4) Fase 1—implementasi reuse: pasang pretreatment skala penuh dan train membran tahap pertama. Alihkan permeate ke penggunaan ber‑sensitivitas rendah (cooling tower, umpan boiler setelah pelunakan, pembersihan proses). Pantau efisiensi dan optimasi dosis/pH. Fase ini umumnya memberi penghematan signifikan, mis. ≥50–80% air dapat direuse (smepprogramme.org).
5) Fase 2—perluasan reuse & kualitas: perluas reuse ke lebih banyak tahapan proses (mis. first‑rinse, suplai sizing). Tambahkan polishing bila perlu (mis. disinfeksi UV atau karbon aktif). Tingkatkan recovery RO (operasi high‑recovery, pertimbangkan 2‑pass RO atau diafiltration—mode RO dengan pembilasan tambahan—sesuai literatur, www.mdpi.com) (smepprogramme.org).
6) Fase 3—zero/minimal discharge: tambahkan unit zero‑discharge seperti evaporator/kristaliser untuk brine RO agar mencapai ~95–98% recovery air (link.springer.com). Pada tahap ini seluruh air berguna didaur ulang internal; limbah yang tersisa adalah padatan (zat warna/garam) dari kristaliser. Integrasi dengan CETP dalam klaster industri tetap opsi untuk berbagi biaya energi (link.springer.com).
Kepatuhan dan indikator kinerja
Seluruh tahapan harus menjaga kepatuhan regulasi. Di Indonesia, baku mutu efluen tekstil (mis. PermenLH 5/2014, dan seterusnya) membatasi COD, BOD, TSS, warna, dan parameter lain. Setiap pembuangan (mis. blowdown) wajib memenuhi ini. Idealnya, mutu periodik aliran reuse justru melampaui batas tersebut (www.mdpi.com).
Baca juga: Pengolahan Limbah Secara Kimia
Proyeksi hasil dan biaya operasi
Dengan program reuse penuh, pabrik dapat memotong pemakaian air baku 60–80% pada fase awal dan mendekati near‑ZLD (>95% recovery) (www.mdpi.com) (link.springer.com). Beban polutan (COD, warna, garam) pada sisa efluen turun tajam—permeate RO kerap ber‑COD di bawah standar air minum (www.mdpi.com).

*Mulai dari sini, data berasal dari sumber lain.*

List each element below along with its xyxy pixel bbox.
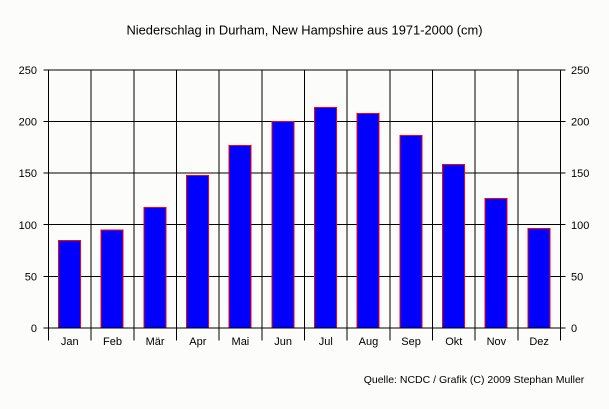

Biaya air menurun (pembelian air baru dan biaya efluen) dan ketahanan operasional meningkat. Sebagai konteks, sebuah kasus melaporkan biaya air reuse US$0,44/m³, dengan 65% di antaranya berupa energi untuk ozon/RO (www.mdpi.com) (www.mdpi.com). Ke depan, arah menuju ZLD dinilai mampu “optimizing water recycling” sekaligus meminimalkan limbah cair (www.mdpi.com), sejalan dengan kenaikan biaya air dan pengetatan aturan buangan.
Catatan sumber: Data dan panduan diambil dari studi/ulasan wastewater tekstil dan proyek industri: studi kasus sistem reuse UF/RO (www.mdpi.com) (www.mdpi.com), tinjauan teknologi ZLD (www.mdpi.com) (link.springer.com), serta proyek SMEP (target 80% reuse) (smepprogramme.org). Konteks regulasi Indonesia merujuk analisis (www.researchgate.net) dan standar nasional (mis. PermenLH 5/2014).